Tarragon extract as a functional ingredient for development of new pizza dough
Conference Paper
Overview
Overview
abstract
POCI-01-0145-FEDER-006984 (LA LSRE-LCM), funded by FEDER, through POCI-COMPETE2020
and FCT; Project NORTE-01-0145-FEDER-000006, funded by NORTE2020 under the PT2020,
through ERDF; FCT and ERDF under PT2020 for financial support to CIMO
(UID/AGR/00690/2013). Andreia Ribeiro acknowledges her PhD fellowship funded by Project
NORTE-08-5369-FSE-000028, supported by N2020, under PT2020, through ESF.
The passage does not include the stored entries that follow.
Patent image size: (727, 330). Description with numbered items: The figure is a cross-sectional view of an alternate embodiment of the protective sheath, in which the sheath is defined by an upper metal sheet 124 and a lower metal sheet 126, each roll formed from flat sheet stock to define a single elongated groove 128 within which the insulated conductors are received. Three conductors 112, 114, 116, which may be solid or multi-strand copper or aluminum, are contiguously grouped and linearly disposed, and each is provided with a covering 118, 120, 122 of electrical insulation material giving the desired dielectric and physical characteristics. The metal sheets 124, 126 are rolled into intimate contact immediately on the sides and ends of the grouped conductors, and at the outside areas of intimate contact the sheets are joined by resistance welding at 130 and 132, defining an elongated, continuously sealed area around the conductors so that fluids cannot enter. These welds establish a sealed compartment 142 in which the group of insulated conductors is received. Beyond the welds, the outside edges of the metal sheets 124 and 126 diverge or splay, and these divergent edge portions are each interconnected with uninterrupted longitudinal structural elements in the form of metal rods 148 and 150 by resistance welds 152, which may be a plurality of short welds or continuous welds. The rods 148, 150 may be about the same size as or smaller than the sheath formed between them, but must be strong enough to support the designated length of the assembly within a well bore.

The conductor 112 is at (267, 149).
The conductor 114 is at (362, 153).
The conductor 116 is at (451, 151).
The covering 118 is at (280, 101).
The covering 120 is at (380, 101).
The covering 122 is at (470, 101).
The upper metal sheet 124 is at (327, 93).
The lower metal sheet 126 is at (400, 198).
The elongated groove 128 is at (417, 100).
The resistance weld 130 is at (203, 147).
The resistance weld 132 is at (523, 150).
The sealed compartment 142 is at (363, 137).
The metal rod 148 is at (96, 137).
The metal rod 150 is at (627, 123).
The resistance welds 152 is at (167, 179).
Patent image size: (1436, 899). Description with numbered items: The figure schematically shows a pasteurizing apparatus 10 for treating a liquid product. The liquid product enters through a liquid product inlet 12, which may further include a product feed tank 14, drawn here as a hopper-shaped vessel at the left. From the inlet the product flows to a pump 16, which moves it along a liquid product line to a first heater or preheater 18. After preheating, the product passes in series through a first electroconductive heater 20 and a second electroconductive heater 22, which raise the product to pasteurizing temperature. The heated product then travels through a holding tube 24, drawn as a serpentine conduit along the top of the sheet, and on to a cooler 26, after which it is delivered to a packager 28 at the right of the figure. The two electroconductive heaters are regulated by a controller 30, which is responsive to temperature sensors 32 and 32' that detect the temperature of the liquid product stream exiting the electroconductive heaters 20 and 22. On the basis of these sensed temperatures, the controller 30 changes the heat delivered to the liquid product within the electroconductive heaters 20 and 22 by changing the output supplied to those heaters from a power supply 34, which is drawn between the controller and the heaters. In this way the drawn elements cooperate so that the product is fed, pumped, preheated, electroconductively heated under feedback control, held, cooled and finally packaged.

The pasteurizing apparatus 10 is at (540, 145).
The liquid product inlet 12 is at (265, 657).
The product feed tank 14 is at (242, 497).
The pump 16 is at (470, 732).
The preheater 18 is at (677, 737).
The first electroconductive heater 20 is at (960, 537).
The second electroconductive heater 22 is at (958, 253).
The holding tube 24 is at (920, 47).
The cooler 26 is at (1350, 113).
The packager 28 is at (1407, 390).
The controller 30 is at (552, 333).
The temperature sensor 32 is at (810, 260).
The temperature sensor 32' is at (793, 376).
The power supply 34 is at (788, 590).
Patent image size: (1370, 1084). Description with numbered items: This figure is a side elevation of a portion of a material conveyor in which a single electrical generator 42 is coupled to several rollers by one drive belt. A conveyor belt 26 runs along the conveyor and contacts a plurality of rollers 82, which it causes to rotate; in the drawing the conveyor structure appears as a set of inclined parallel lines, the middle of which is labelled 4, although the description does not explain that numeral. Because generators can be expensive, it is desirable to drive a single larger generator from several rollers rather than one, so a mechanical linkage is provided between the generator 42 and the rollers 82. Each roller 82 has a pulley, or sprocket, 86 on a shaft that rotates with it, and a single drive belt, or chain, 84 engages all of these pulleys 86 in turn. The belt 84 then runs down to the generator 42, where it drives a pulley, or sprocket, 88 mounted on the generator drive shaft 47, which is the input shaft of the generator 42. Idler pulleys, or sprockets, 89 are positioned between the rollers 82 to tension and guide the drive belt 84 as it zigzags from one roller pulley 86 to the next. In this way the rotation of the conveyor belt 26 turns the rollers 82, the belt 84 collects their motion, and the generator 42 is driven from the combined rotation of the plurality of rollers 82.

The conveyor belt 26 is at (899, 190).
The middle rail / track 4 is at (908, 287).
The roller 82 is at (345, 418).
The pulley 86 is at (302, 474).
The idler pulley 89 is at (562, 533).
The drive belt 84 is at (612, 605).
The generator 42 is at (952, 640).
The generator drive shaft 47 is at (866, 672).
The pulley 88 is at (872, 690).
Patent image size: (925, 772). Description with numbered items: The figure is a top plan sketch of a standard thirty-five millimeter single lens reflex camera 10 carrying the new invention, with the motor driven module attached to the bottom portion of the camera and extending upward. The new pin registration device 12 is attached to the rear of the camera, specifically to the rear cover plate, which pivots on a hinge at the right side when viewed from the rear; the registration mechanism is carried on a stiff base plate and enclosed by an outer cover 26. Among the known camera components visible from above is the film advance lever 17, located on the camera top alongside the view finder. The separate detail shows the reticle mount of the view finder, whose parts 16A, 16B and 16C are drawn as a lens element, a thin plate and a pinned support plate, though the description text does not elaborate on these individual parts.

Plants are used in various fields due their sensory, nutritional and medicinal properties, and
aromatic plants can be used as functional food ingredients to enhance organoleptic properties
and/or to replace the salt. Additionally, their large amount of bioactive compounds, namely
phenolic compounds (PC), can contribute to food preservation, promote human health (Costa
et al., 2015), and provide bioactive effects. Tarragon, Artemisia dracunculus L., usually known
for its pleasant spicy aroma, is widely used in food preparations (Hassanzadeh et al., 2016). In
this work, a lyophilized hydroethanolic tarragon extract was characterized in terms of PC and
bioactive properties, such as antioxidant, antimicrobial and cytotoxic activities and further used
to develop functional foods namely by its incorporation in pizza dough.